Thesis: Bariatric surgery and specialized medical treatment for severe obesity Impact on cardiovascular risk factors and postsurgical pharmacokinetics of atorvastatin
Candidate: Gunn Signe Jakobsen
Time: May 4, 2018 at 13:15
Place: Oslo University Hospital, Rikshospitalet B: Seminar room 3
Link to university website (in Norwegian)
(1) Lower age, higher BMI, and onset of obesity before 12 years of age were the only significant predictors of surgery as treatment choice in morbidly obese patients. 249 patients who underwent bariatric surgery were compared to 256 patients treated conservatively. Gender and cardiovascular comorbidities such as dyslipidemia, hypertension and diabetes did not influence treatment choice.
(2) The uptake of atorvastatin increased the first weeks following bariatric surgery, but normalized during the next two years. The study enrolled only 20 patients, but the findings still indicate that patients using atorvastatin or similar drugs should be monitored closely for both therapeutic effects and adverse events the first years after bariatric surgery.

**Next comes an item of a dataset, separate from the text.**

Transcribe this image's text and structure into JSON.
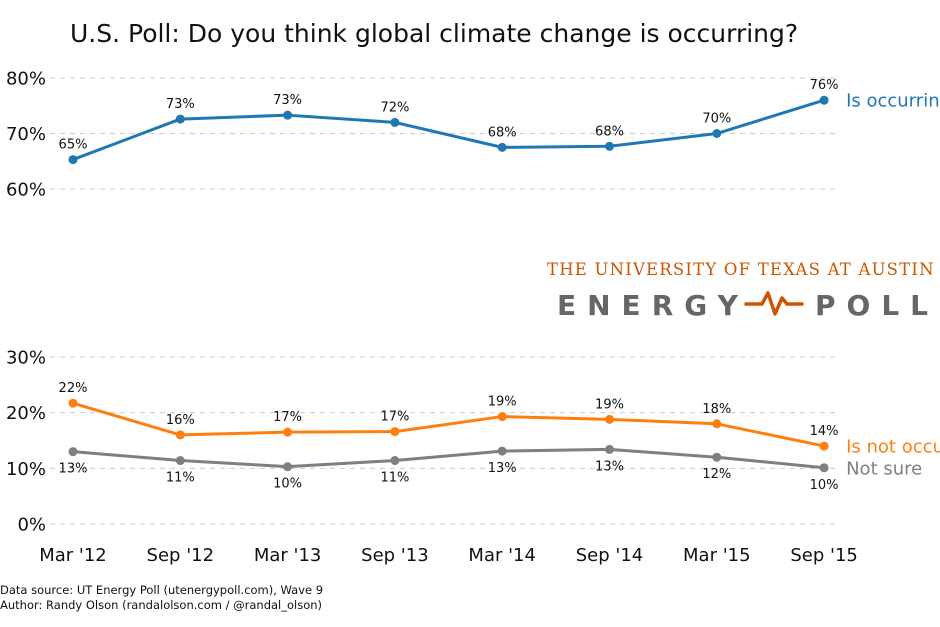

(3) Surgically treated patients were more likely to quit medication for hypertension, diabetes and dyslipidemia, compared to patients treated conservatively. However, the risk of undergoing at least one additional gastrointestinal surgical procedure, the risk of treatment with opioids and the risk of new-onset depression were increased in the surgical group.
1888 patients were included in this study, and they were followed for a median of 6.5 years.
(1) Jakobsen, G. S., Hofsø, D., Røislien, J., Sandbu, R., & Hjelmesæth, J. (2010). Morbidly obese patients—who undergoes bariatric surgery?. Obesity surgery, 20(8), 1142-1148.
(2) Jakobsen, G. S., Skottheim, I. B., Sandbu, R., Christensen, H., Røislien, J., Åsberg, A., & Hjelmesæth, J. (2013). Long-term effects of gastric bypass and duodenal switch on systemic exposure of atorvastatin. Surgical endoscopy, 27(6), 2094-2101.
(3) Jakobsen, G. S., Småstuen, M. C., Sandbu, R., Nordstrand, N., Hofsø, D., Lindberg, M., Hertel, J. K., & Hjelmesæth, J. (2018). Association of Bariatric Surgery vs Medical Obesity Treatment With Long-term Medical Complications and Obesity-Related Comorbidities. Jama, 319(3), 291-301.